FILING OF INFORMATION BY MEDICAL MALPRACTICE INSURANCE COMPANIES - This act modifies the definition of "insurer" to include 383 medical malpractice associations and self-insured health care providers for the purposes of filing medical malpractice claim reports (Section 383.105). The act requires the director of the Department of Insurance to establish by rule reporting standards in which insurers shall report annually insurance premiums, losses, exposure, and other information the director may require. This data will assist the department to monitor marketplace rates, financial solvency, affordability and the availability of medical malpractice insurance. The data collected shall be compiled in such a manner to assist medical malpractice insurers in developing future base rates, schedule rating or individual rating factors. The act requires the director to establish risk-reporting categories for medical malpractice insurance and establish regulations for the reporting of all base rates and premiums charged by such categories. These risk-reporting categories shall be established prior to May 30, 2007. Beginning June 1, 2008, medical malpractice insurers and self-insured health care providers must provide an annual report describing the actual rates or assessments charged for insurance for each of the risk-reporting categories (Section 383.106).
PUBLISHING OF MARKET RATES - The act requires the director to establish and publish market rates using the data collected under the act. The market rate shall reflect the median of the actual rates charged by insurers (those who have at least a 3% market share) for the various risk-reporting categories for the preceding year (Section 383.107).
The act requires the director to establish reporting standards for insurers to report their base rates for the various risk-reporting categories. The director shall create a public database that compares the base rates charged by each insurer (Section 383.108).
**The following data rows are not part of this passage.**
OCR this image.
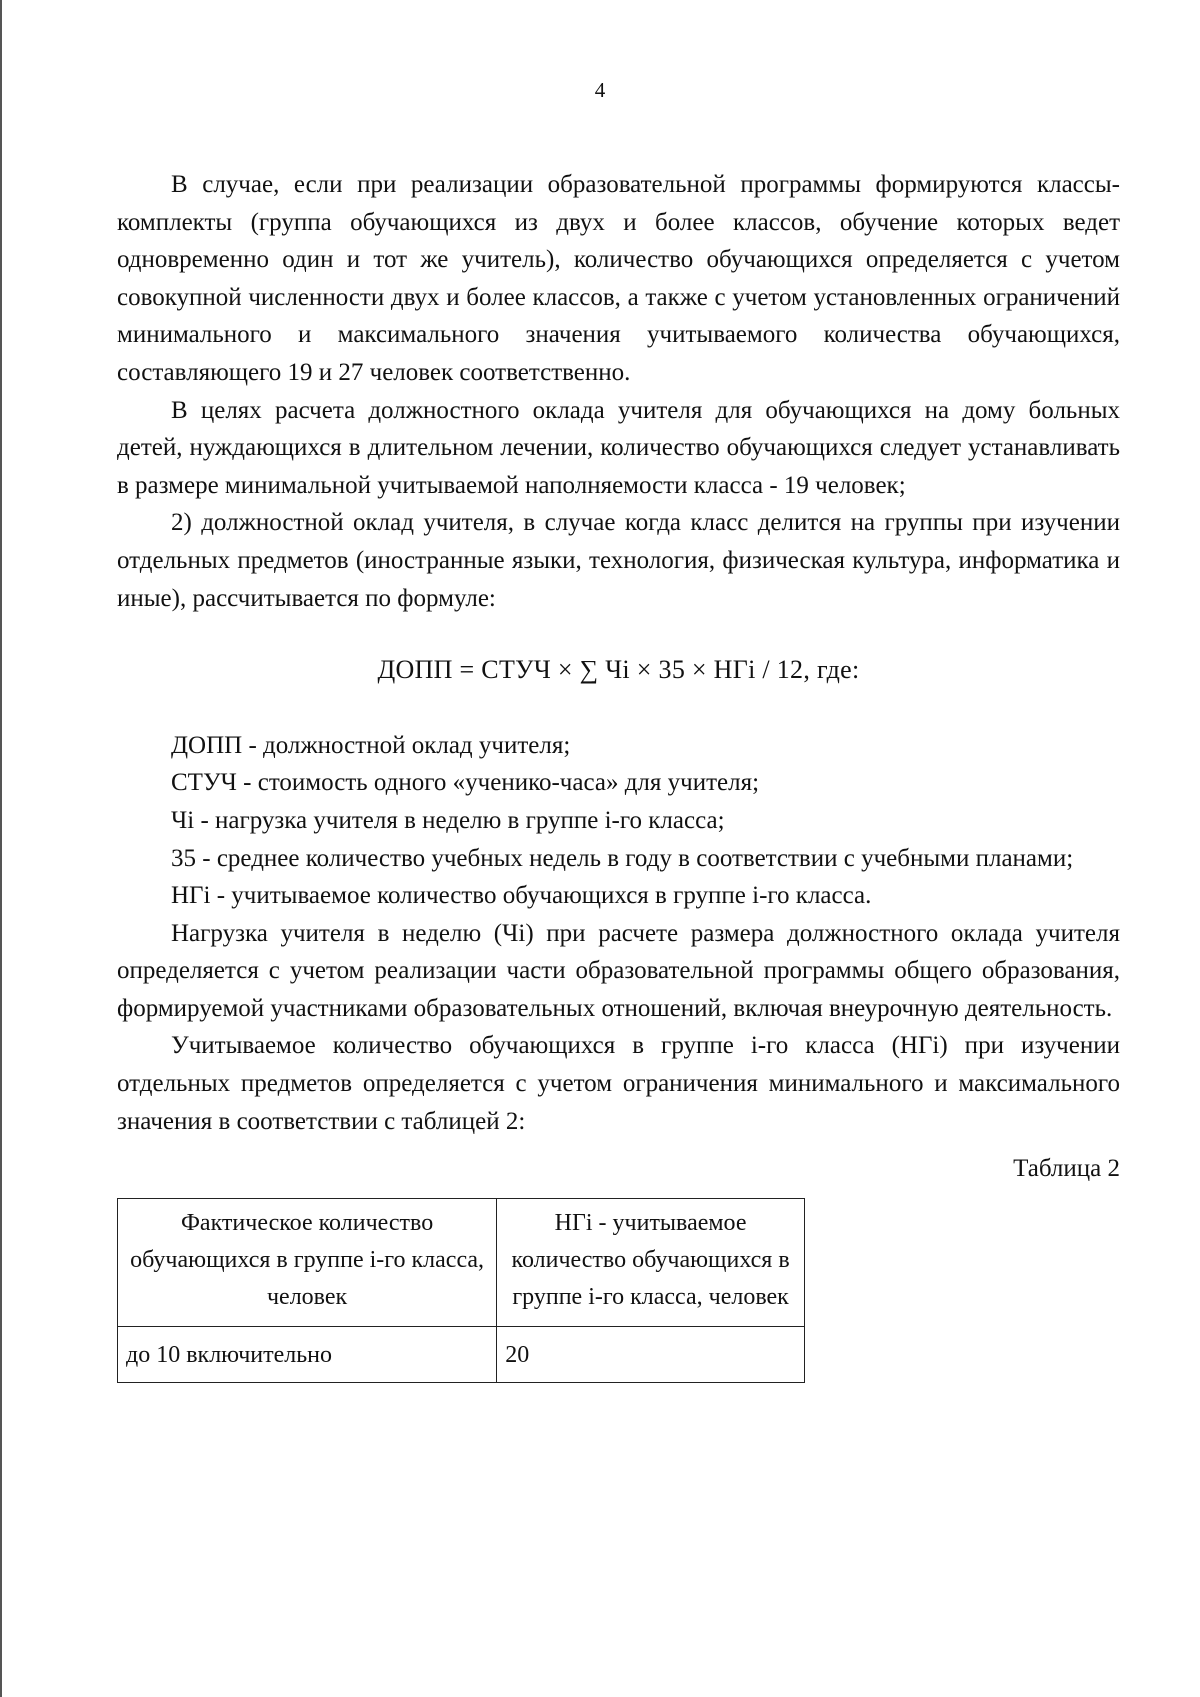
4

В случае, если при реализации образовательной программы формируются классы-комплекты (группа обучающихся из двух и более классов, обучение которых ведет одновременно один и тот же учитель), количество обучающихся определяется с учетом совокупной численности двух и более классов, а также с учетом установленных ограничений минимального и максимального значения учитываемого количества обучающихся, составляющего 19 и 27 человек соответственно.

В целях расчета должностного оклада учителя для обучающихся на дому больных детей, нуждающихся в длительном лечении, количество обучающихся следует устанавливать в размере минимальной учитываемой наполняемости класса - 19 человек;

2) должностной оклад учителя, в случае когда класс делится на группы при изучении отдельных предметов (иностранные языки, технология, физическая культура, информатика и иные), рассчитывается по формуле:

ДОПП = СТУЧ × ∑ Чi × 35 × НГi / 12, где:

ДОПП - должностной оклад учителя;

СТУЧ - стоимость одного «ученико-часа» для учителя;

Чi - нагрузка учителя в неделю в группе i-го класса;

35 - среднее количество учебных недель в году в соответствии с учебными планами;

НГi - учитываемое количество обучающихся в группе i-го класса.

Нагрузка учителя в неделю (Чi) при расчете размера должностного оклада учителя определяется с учетом реализации части образовательной программы общего образования, формируемой участниками образовательных отношений, включая внеурочную деятельность.

Учитываемое количество обучающихся в группе i-го класса (НГi) при изучении отдельных предметов определяется с учетом ограничения минимального и максимального значения в соответствии с таблицей 2:

Таблица 2
Фактическое количество обучающихся в группе i-го класса, человек	НГi - учитываемое количество обучающихся в группе i-го класса, человек
до 10 включительно	20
PENALTIES FOR NOT FILING OR REPORTING INFORMATION - If an insurer violates any of the provisions relating to reporting medical malpractice information, the director may issue cease and desist orders and seek other remedies outlined in the act to assure compliance (Section 383.124).
NOTICE OF NONRENEWAL OR CANCELLATION - This act prohibits insurance companies and other entities providing medical malpractice insurance from: (1) increasing premiums and other surcharges more than 25% without providing 90 days' prior notice to the insured; (2) refusing to renew policies without 90 days' prior notice, unless the refusal to renew is based upon nonpayment of insurance premiums or license termination or suspension or a material change in the insured's health care practice; and (3) ceasing to issue insurance policies without 180 days' prior notice to the Department. Any insurer that fails to provide the required notice, at the option of the insured, shall be required to continue the coverage. This section is similar to the one contained in HB 394 (2005)(Section 383.400).
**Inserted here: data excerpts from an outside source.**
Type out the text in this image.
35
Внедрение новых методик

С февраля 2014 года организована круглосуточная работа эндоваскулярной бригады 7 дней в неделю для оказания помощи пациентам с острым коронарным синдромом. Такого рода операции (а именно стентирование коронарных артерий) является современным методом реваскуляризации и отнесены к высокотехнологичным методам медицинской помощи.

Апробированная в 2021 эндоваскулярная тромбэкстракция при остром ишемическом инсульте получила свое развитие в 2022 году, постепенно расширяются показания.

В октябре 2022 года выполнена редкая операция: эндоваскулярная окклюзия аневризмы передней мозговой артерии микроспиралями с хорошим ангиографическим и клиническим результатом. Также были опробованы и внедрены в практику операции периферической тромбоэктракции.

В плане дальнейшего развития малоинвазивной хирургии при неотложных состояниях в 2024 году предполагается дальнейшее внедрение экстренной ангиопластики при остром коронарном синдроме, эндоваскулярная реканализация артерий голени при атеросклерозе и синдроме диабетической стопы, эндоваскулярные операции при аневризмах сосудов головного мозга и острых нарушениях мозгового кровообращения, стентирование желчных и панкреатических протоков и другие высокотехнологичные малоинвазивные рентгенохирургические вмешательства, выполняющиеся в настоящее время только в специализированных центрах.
HEALTH CARE STABILIZATION FUND FEASIBILITY BOARD - This act creates the Health Care Stabilization Fund Feasibility Board within the Department of Insurance to analyze medical malpractice data to determine whether a health care stabilization fund should be established in Missouri. As part of its duties, the board shall develop a comprehensive study detailing whether a health care stabilization fund is feasible within Missouri, or specified geographic regions thereof, or whether a health care stabilization fund would be feasible for specific medical specialties. If a health care stabilization fund is feasible within Missouri, the report shall also recommend to the General Assembly how the fund should be structured, designed, and funded.
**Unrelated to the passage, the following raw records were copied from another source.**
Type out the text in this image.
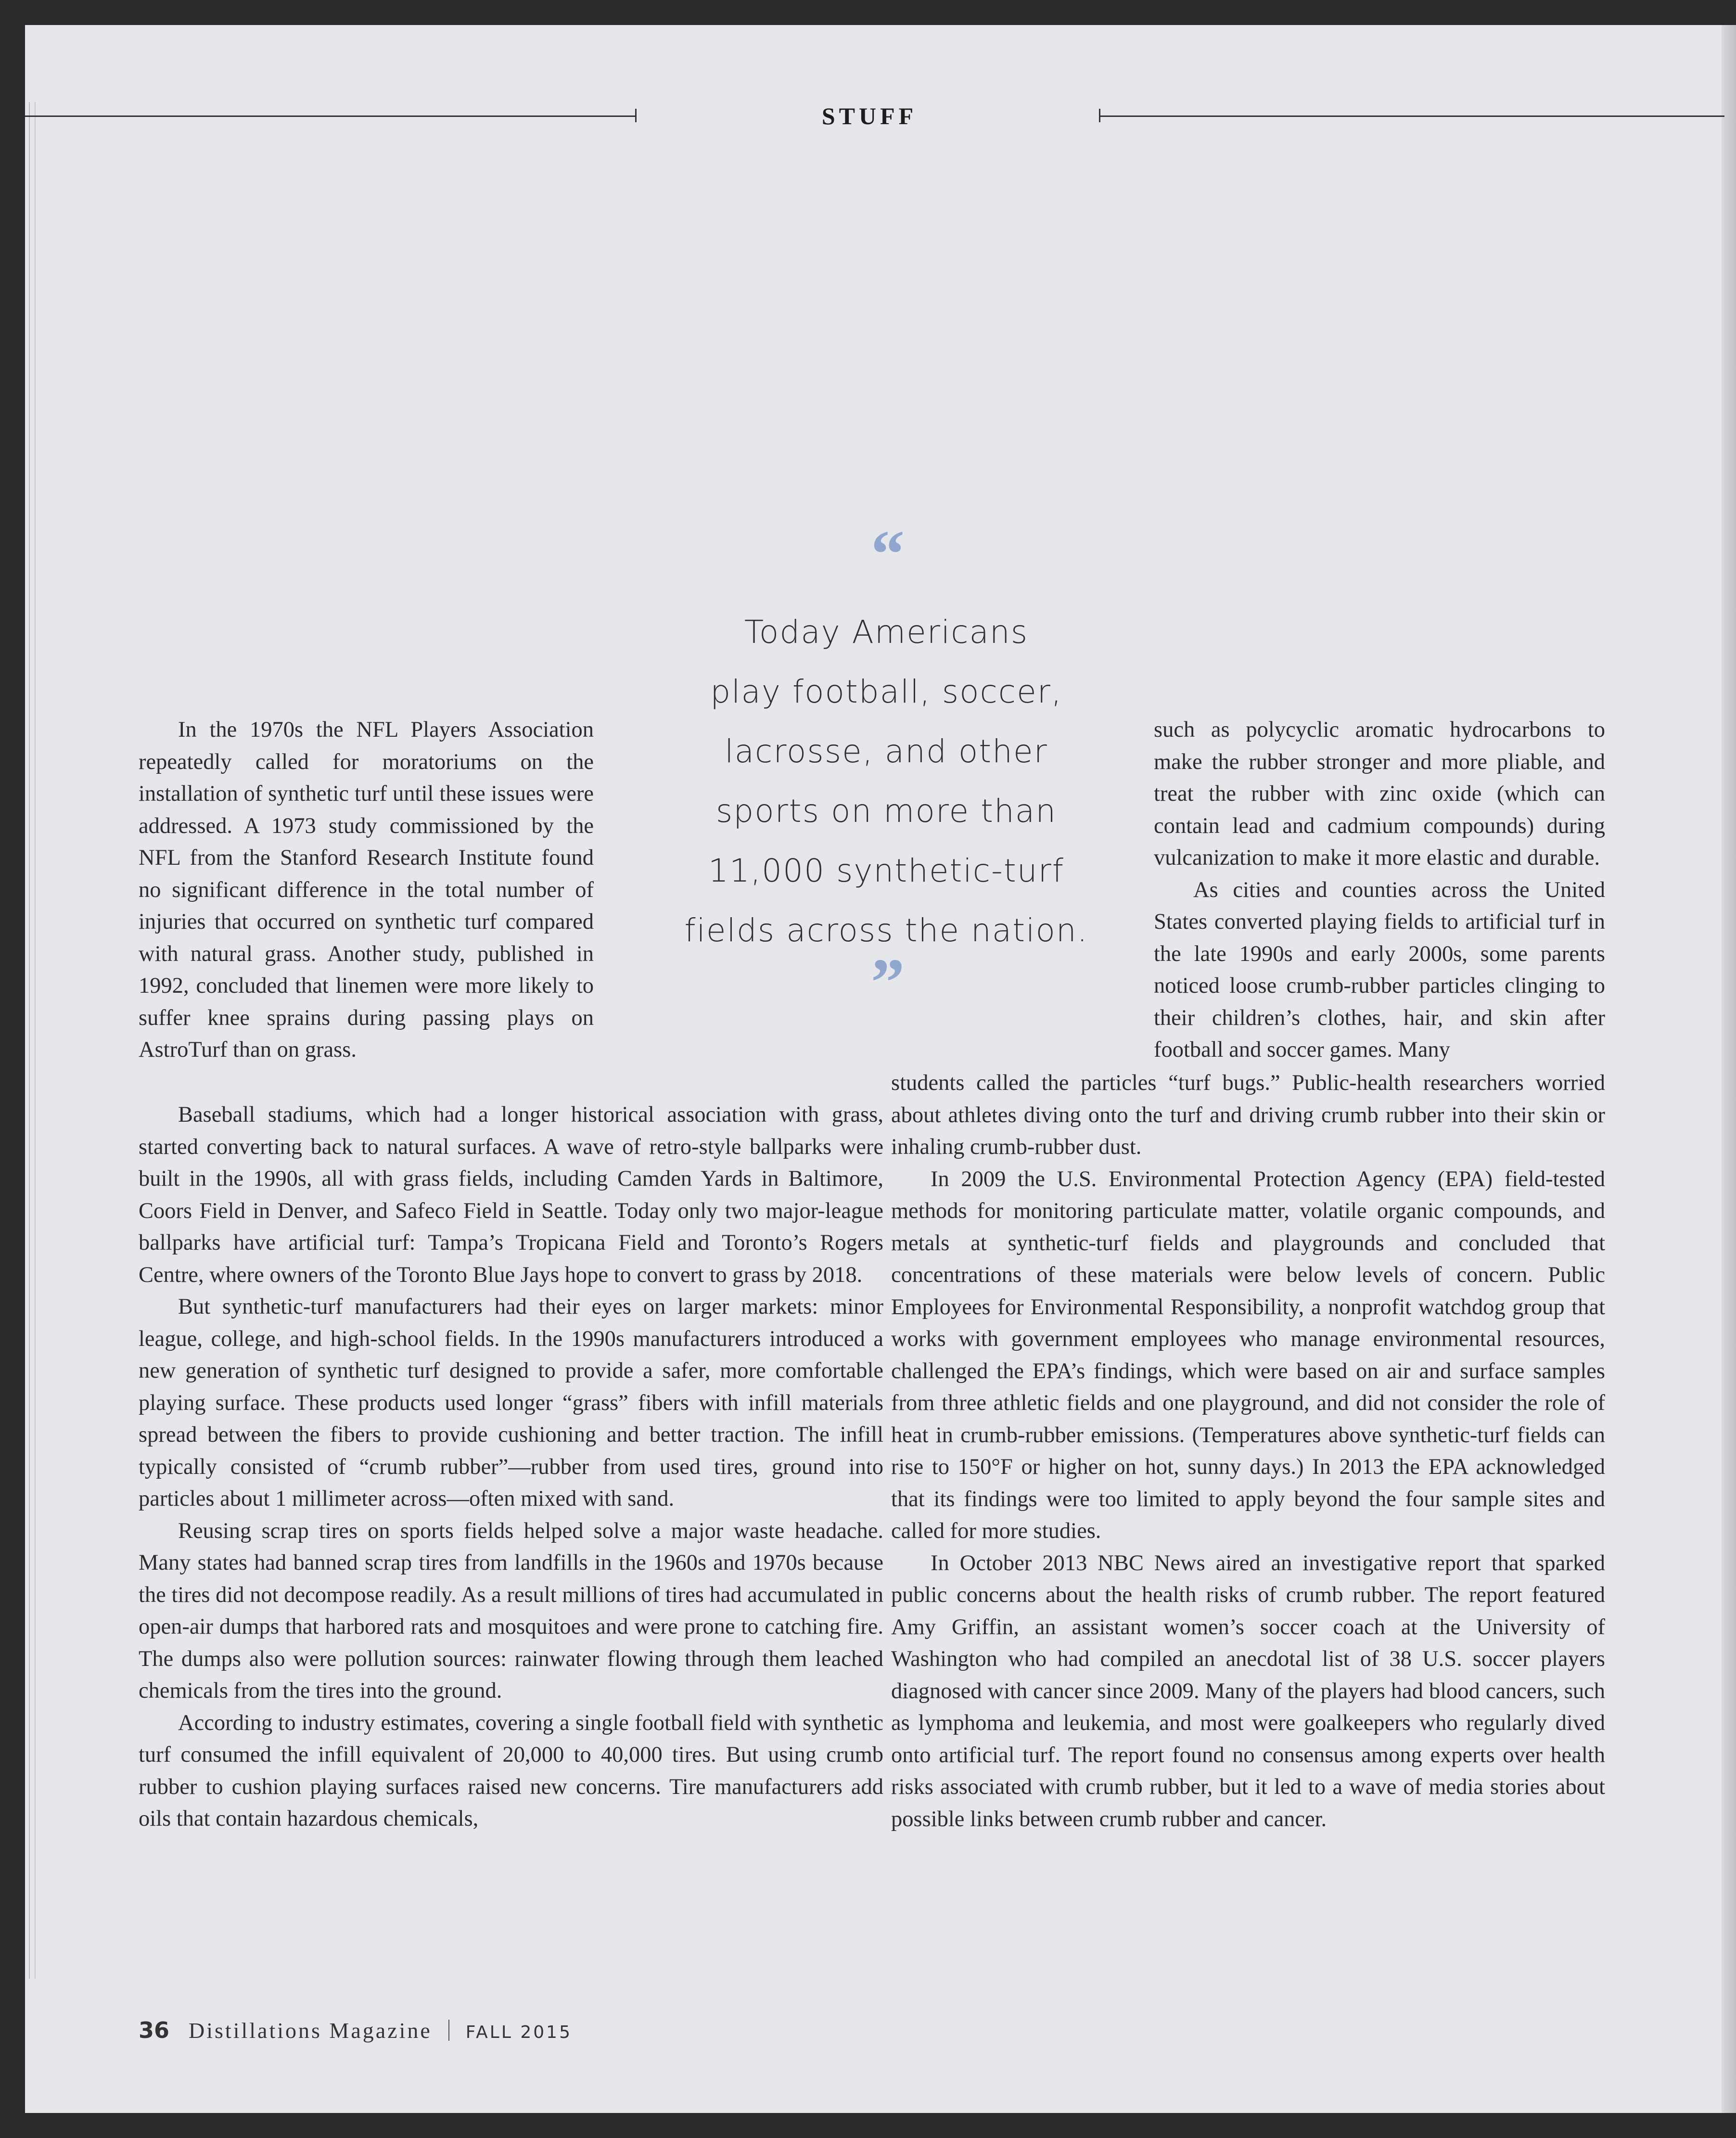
STUFF
“
Today Americans
play football, soccer,
lacrosse, and other
sports on more than
11,000 synthetic-turf
fields across the nation.
”

In the 1970s the NFL Players Association repeatedly called for moratoriums on the installation of synthetic turf until these issues were addressed. A 1973 study commissioned by the NFL from the Stanford Research Institute found no significant difference in the total number of injuries that occurred on synthetic turf compared with natural grass. Another study, published in 1992, concluded that linemen were more likely to suffer knee sprains during passing plays on AstroTurf than on grass.

Baseball stadiums, which had a longer historical association with grass, started converting back to natural surfaces. A wave of retro-style ballparks were built in the 1990s, all with grass fields, including Camden Yards in Baltimore, Coors Field in Denver, and Safeco Field in Seattle. Today only two major-league ballparks have artificial turf: Tampa’s Tropicana Field and Toronto’s Rogers Centre, where owners of the Toronto Blue Jays hope to convert to grass by 2018.

But synthetic-turf manufacturers had their eyes on larger markets: minor league, college, and high-school fields. In the 1990s manufacturers introduced a new generation of synthetic turf designed to provide a safer, more comfortable playing surface. These products used longer “grass” fibers with infill materials spread between the fibers to provide cushioning and better traction. The infill typically consisted of “crumb rubber”—rubber from used tires, ground into particles about 1 millimeter across—often mixed with sand.

Reusing scrap tires on sports fields helped solve a major waste headache. Many states had banned scrap tires from landfills in the 1960s and 1970s because the tires did not decompose readily. As a result millions of tires had accumulated in open-air dumps that harbored rats and mosquitoes and were prone to catching fire. The dumps also were pollution sources: rainwater flowing through them leached chemicals from the tires into the ground.

According to industry estimates, covering a single football field with synthetic turf consumed the infill equivalent of 20,000 to 40,000 tires. But using crumb rubber to cushion playing surfaces raised new concerns. Tire manufacturers add oils that contain hazardous chemicals,

such as polycyclic aromatic hydrocarbons to make the rubber stronger and more pliable, and treat the rubber with zinc oxide (which can contain lead and cadmium compounds) during vulcanization to make it more elastic and durable.

As cities and counties across the United States converted playing fields to artificial turf in the late 1990s and early 2000s, some parents noticed loose crumb-rubber particles clinging to their children’s clothes, hair, and skin after football and soccer games. Many

students called the particles “turf bugs.” Public-health researchers worried about athletes diving onto the turf and driving crumb rubber into their skin or inhaling crumb-rubber dust.

In 2009 the U.S. Environmental Protection Agency (EPA) field-tested methods for monitoring particulate matter, volatile organic compounds, and metals at synthetic-turf fields and playgrounds and concluded that concentrations of these materials were below levels of concern. Public Employees for Environmental Responsibility, a nonprofit watchdog group that works with government employees who manage environmental resources, challenged the EPA’s findings, which were based on air and surface samples from three athletic fields and one playground, and did not consider the role of heat in crumb-rubber emissions. (Temperatures above synthetic-turf fields can rise to 150°F or higher on hot, sunny days.) In 2013 the EPA acknowledged that its findings were too limited to apply beyond the four sample sites and called for more studies.

In October 2013 NBC News aired an investigative report that sparked public concerns about the health risks of crumb rubber. The report featured Amy Griffin, an assistant women’s soccer coach at the University of Washington who had compiled an anecdotal list of 38 U.S. soccer players diagnosed with cancer since 2009. Many of the players had blood cancers, such as lymphoma and leukemia, and most were goalkeepers who regularly dived onto artificial turf. The report found no consensus among experts over health risks associated with crumb rubber, but it led to a wave of media stories about possible links between crumb rubber and cancer.

36 Distillations Magazine FALL 2015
The board shall consist of ten members. Other than the director, the house members and the senate members, the remainder of the board's members shall be appointed by the director of the department of insurance. The board shall be composed of:
(1) The director of the Department of Insurance, or his or her designee;
(2) Two members of the Missouri Senate appointed by the president pro tem of the senate with no more than one from any political party;
(3) Two members of the Missouri House of Representatives appointed by the speaker of the house with no more than one member from any political party;
(4) One member who is licensed to practice medicine and surgery in Missouri who is on a list of nominees submitted to the director by an organization representing Missouri's medical society;
(5) One member who is a doctor of osteopathy and who is on a list of nominees submitted to the director by an organization representing Missouri doctors of osteopathy;
(6) One member who is a licensed nurse in Missouri and who is on a list submitted to the director by an organization representing Missouri nurses;
(7) One member who is a representative of Missouri hospitals and who is on a list of nominees submitted to the director by an organization representing Missouri hospitals; and
(8) One member who is a physician and who is on a list submitted to the director by an organization representing family physicians in the state of Missouri.
The director shall appoint the members of the board, other than the General Assembly members, no later than January 1, 2007. Once appointed, the board shall meet at least quarterly, and shall submit its final report and recommendations regarding the feasibility of a health care stabilization fund to the governor and the general assembly no later than December 31, 2010. The act also requires the board to submit annual reports on the board’s progress. This portion of the act will expire December 31, 2010. A similar provision is contained in the truly agreed to and finally passed version of SS/SCS/HCS/HB 1837 (2006).